Tom Sutherland Gives MTV Wonderland Set Varied Looks With CHAUVET DJFebruary 2017
LOS ANGELES – On August 1, 1981, MTV made history when it became the first network in the world dedicated to broadcasting music videos. For years, the home of celebrated “video jockeys” like Nina Blackwood, Mark Goodman and Martha Quinn was the center of all things musical. Then, as new digital competition arose, MTV moved away from its original format and replaced its music programming with reality shows like Jersey Shore and serial dramas like Teen Wolf. Now it’s back to the future, as MTV is rediscovering its musical roots with the debut of the new series, Wonderland.

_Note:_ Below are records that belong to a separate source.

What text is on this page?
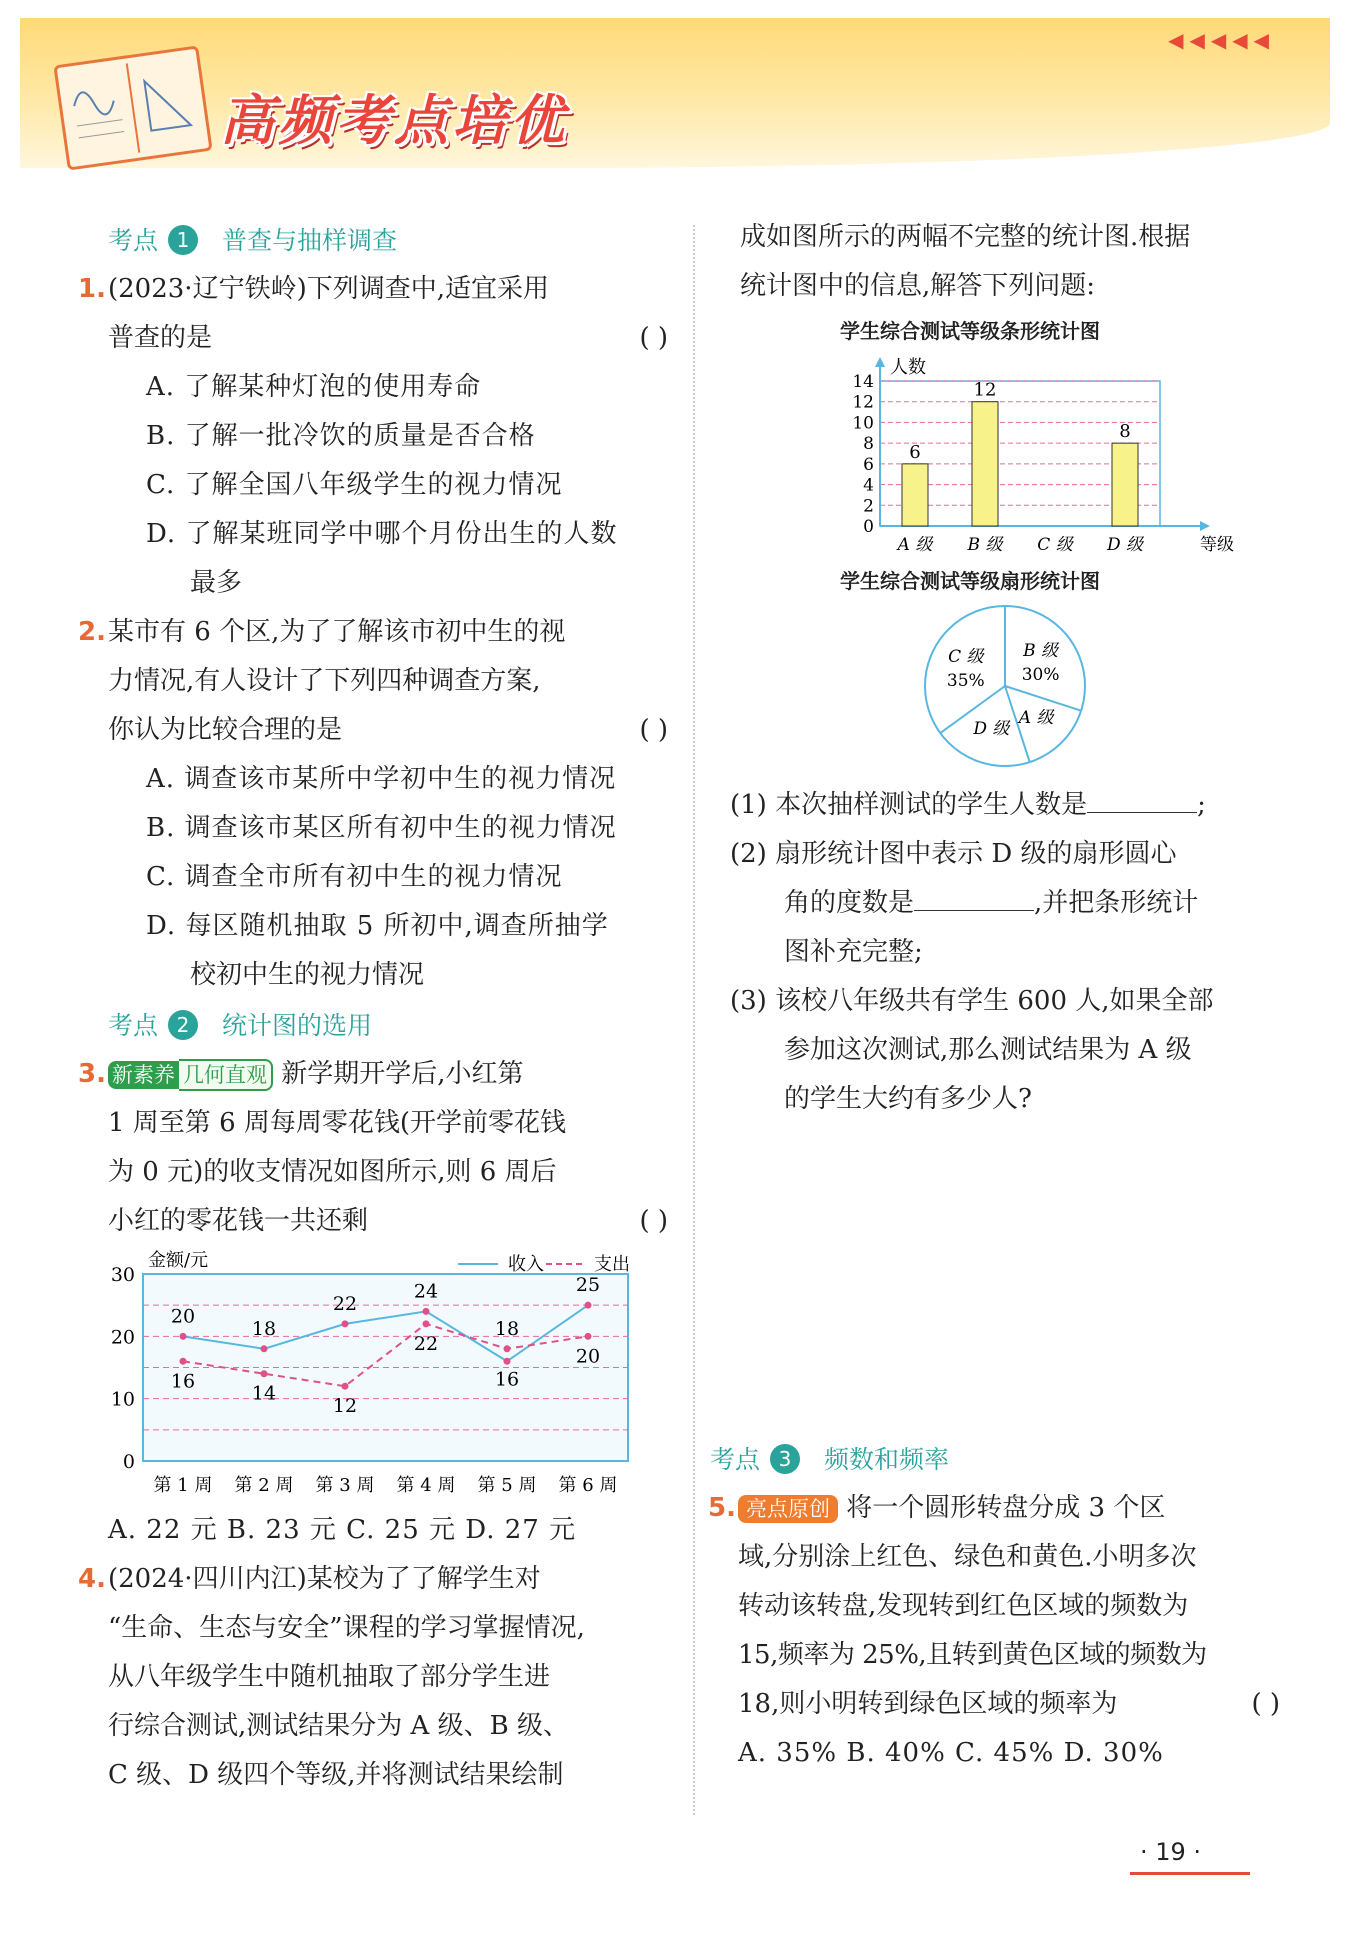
◀◀◀◀◀
高频考点培优
考点 1	普查与抽样调查
1. (2023·辽宁铁岭)下列调查中,适宜采用
普查的是	( )
A. 了解某种灯泡的使用寿命
B. 了解一批冷饮的质量是否合格
C. 了解全国八年级学生的视力情况
D. 了解某班同学中哪个月份出生的人数
最多
2. 某市有 6 个区,为了了解该市初中生的视
力情况,有人设计了下列四种调查方案,
你认为比较合理的是	( )
A. 调查该市某所中学初中生的视力情况
B. 调查该市某区所有初中生的视力情况
C. 调查全市所有初中生的视力情况
D. 每区随机抽取 5 所初中,调查所抽学
校初中生的视力情况
考点 2	统计图的选用
3. 新素养 几何直观 新学期开学后,小红第
1 周至第 6 周每周零花钱(开学前零花钱
为 0 元)的收支情况如图所示,则 6 周后
小红的零花钱一共还剩	( )
0
10
20
30
金额/元
第 1 周 第 2 周 第 3 周 第 4 周 第 5 周 第 6 周
收入	支出
20
18
22
24
16
25
16
14
12
22
18
20
A. 22 元 B. 23 元 C. 25 元 D. 27 元
4. (2024·四川内江)某校为了了解学生对
“生命、生态与安全”课程的学习掌握情况,
从八年级学生中随机抽取了部分学生进
行综合测试,测试结果分为 A 级、B 级、
C 级、D 级四个等级,并将测试结果绘制
成如图所示的两幅不完整的统计图.根据
统计图中的信息,解答下列问题:
学生综合测试等级条形统计图
0
2
4
6
8
10
12
14
人数
等级
A 级
6
B 级
12
C 级 D 级
8
学生综合测试等级扇形统计图
B 级
30%
A 级
D 级
C 级
35%
(1) 本次抽样测试的学生人数是	;
(2) 扇形统计图中表示 D 级的扇形圆心
角的度数是	,并把条形统计
图补充完整;
(3) 该校八年级共有学生 600 人,如果全部
参加这次测试,那么测试结果为 A 级
的学生大约有多少人?
考点 3	频数和频率
5. 亮点原创 将一个圆形转盘分成 3 个区
域,分别涂上红色、绿色和黄色.小明多次
转动该转盘,发现转到红色区域的频数为
15,频率为 25%,且转到黄色区域的频数为
18,则小明转到绿色区域的频率为	( )
A. 35% B. 40% C. 45% D. 30%
· 19 ·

The first live music program on MTV in almost 20 years, Wonderland was shot before a general audience of approximately 1500 on the Imperial Arts Studio site in downtown Los Angeles. Major artists Tinashe, Ty Dolla $ign, Mo, JoJo, Sleigh Bells, Mac Miller and Steve Aoki (to name a few) appeared on the program to showcase new music. Wonderland’s set, which had the vibe of an urban music festival, changed constantly during its just concluded first season. Facilitating this change and adding an air of excitement to the proceedings was a dynamic and flexible lightshow created by Tom Sutherland of DX7 Design that drew upon the color rendering power of 16 COLORband Pix USB batten fixtures, as well as 16 COLORdash Batten-Quad 12 linear wash fixtures from sister company CHAUVET Professional.
Sutherland and his programmer Craig Caserta used 16 of the pixel mappable RGBA fixtures to create a variety of looks for Wonderland. From episode to episode, they arranged the 41” x 3.2” x 6.5” (1041 x 82 x 164 mm) fixtures in different configurations. They also programmed different sequences on the fixture’s individually controllable LEDs and created a variety of different color washes to help give each episode its own distinct look.
“We had three performances spaces on the set: the outdoor courtyard, the brothel and the bar,” said Sutherland. “Each space had to feel unique and evolve from week to week. The bar was pretty much a set in itself, so we didn’t have to change that up very much, but we did change the look of the brothel and courtyard every week, and the COLORdashes played a key role in helping us create these changes.”
To illustrate how the COLORdash Batten-Quad 12 helped his design team give the set distinctive new looks, Sutherland recounted how the fixtures were used on two episodes. “In the outdoor courtyard we positioned the battens in a diamond shape with a strobe in the middle, on the particular week when we had pop act JoJo perform there,” he said. “This really helped add energy and color to her performance. Then on another week we made a wall of the battens in brothel area for Steve Aoki and filled the room with haze. By doing this we managed to get some fantastic beam effects out of the COLORdash battens, which really helped us with the EDM vibe.
“Overall our big challenge was to change things up every week to keep the audience involved and engaged,” continued Sutherland. “I never wanted people to see the same lightshow twice.” Toward this end, the designer got more looks out of his rig by adding the 16 COLORband Pix USB batten fixtures. These linear units were moved throughout the set, joining the 500-plus par washes and ACL fixtures, a variation of moving heads and COLORdash Batten-Quad 12s already in the lighting rig.
Another challenge, according to Sutherland, was to transform an entire block of downtown Los Angeles every Thursday night to make it look like the site of a music festival. “The first time we saw any of our outdoor lighting effects come to life was when we were live on air,” he said. “We would only rehearse in the sunlight with the artists, so watching the performance come alive when it went dark was nerve racking but also very exciting! I could never have done it without a great team, which in addition to Craig Caserta, included Jason Mack, who was my second programmer, and Don Winters, my gaffer, along with his team. They were all amazingly flexible going with all of our changes week to week.”
In the end, though, Sutherland and his team succeeded in creating a cornucopia of fresh looks for Wonderland, a show that helped MTV and its audience rediscover the joy of broadcasting music.